McPhillips previously told reporters that the city and police department expect the court to ultimately rule in their favor, and in favor of the former and current city employees named in Harrell’s lawsuit.

Harrell was fired from the Gilroy Police Department in March 2016 after 26 years of employment at the department. Her complaint lists numerous violations by the city, the police department and other defendants that contributed to her termination: age discrimination, gender discrimination, sexual harassment, failure to investigate or take corrective action, retaliation, negligence, assault and others.
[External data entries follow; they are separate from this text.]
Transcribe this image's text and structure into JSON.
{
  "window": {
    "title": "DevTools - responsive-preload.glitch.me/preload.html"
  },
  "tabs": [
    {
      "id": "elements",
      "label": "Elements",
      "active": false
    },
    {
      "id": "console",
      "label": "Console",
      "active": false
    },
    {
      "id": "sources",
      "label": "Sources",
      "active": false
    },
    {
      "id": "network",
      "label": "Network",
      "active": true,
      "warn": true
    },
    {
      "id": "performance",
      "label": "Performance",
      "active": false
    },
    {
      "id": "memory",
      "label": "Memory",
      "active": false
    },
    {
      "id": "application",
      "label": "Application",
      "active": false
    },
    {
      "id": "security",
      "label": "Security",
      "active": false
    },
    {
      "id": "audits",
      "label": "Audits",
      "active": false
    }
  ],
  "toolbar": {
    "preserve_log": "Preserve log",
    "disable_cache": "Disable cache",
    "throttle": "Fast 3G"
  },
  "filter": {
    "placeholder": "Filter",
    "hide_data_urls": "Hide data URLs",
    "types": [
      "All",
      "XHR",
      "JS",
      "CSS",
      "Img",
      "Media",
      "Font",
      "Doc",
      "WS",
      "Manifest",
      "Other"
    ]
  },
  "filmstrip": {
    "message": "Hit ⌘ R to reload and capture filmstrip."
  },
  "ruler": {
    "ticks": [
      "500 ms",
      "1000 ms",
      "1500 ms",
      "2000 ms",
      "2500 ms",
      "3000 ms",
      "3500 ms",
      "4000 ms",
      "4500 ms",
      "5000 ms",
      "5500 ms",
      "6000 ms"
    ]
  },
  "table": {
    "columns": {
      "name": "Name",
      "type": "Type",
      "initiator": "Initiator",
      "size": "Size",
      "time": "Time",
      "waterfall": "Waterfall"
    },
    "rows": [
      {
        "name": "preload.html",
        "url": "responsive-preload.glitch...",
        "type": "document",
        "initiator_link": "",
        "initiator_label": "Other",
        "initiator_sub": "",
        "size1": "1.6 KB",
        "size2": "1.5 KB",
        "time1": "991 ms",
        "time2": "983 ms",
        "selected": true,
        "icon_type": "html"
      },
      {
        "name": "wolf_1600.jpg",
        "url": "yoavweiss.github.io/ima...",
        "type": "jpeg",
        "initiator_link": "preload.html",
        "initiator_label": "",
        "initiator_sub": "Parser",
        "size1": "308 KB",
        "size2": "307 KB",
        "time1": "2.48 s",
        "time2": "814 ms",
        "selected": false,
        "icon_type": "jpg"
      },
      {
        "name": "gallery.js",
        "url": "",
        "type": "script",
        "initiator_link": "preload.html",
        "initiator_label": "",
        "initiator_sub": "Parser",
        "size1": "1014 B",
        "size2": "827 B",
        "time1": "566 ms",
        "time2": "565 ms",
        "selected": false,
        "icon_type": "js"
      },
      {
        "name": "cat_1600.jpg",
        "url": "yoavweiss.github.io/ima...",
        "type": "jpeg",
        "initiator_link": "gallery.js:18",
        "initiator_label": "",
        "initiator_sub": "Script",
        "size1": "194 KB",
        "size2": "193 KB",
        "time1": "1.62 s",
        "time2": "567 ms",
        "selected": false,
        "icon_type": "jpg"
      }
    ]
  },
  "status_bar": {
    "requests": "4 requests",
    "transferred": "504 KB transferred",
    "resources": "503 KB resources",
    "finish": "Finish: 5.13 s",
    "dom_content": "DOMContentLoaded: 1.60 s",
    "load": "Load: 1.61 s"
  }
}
Harrell, who said she has been “happily married for 29 years,” lists numerous instances illustrating “a culture of sexual activity within the department” in her complaint, which she initially filed in August 2017. She accuses two Gilroy police officers of having sexual intercourse with members of the Gilroy Police Explorers, a youth public safety program that admits children as young as 14.

Harrell also details that Gilroy police officers and staff would participate in “key parties” when off duty, in which a participant would draw a car key from a bowl and have sex with the owner of that key. At other parties, Harrell observed male and female officers groping and fondling each other, her complaint states.

On one occasion, a female colleague of Harrell’s showed attendees at a party a piercing on her genitalia in the presence of children, she said in court papers.

Harrell alleged she was fired for warning other dispatchers about the behavior. She said she was threatened, investigated, harassed, called names and subjected to unwanted sexual advances as a result of speaking out against the alleged sexually charged work environment and off-duty parties.

She was fired three years before her full retirement age, according to her complaint. Harrell claims she has suffered lost income and other financial benefits, personal injury, emotional and mental distress, humiliation and anguish.

One of the officers named in Harrell’s amended complaint, Royce Heath, was disciplined by his superiors, though the reason was never revealed. City staff say they cannot talk about the specifics of their case against Heath, which began seven months before Harrell filed her lawsuit.

The case was transferred from local Superior Court to the federal court shortly after Harrell filed the complaint. The city hired San Francisco law firm Hirschfeld Kraemer LLP to represent the City of Gilroy and the police department in the lawsuit.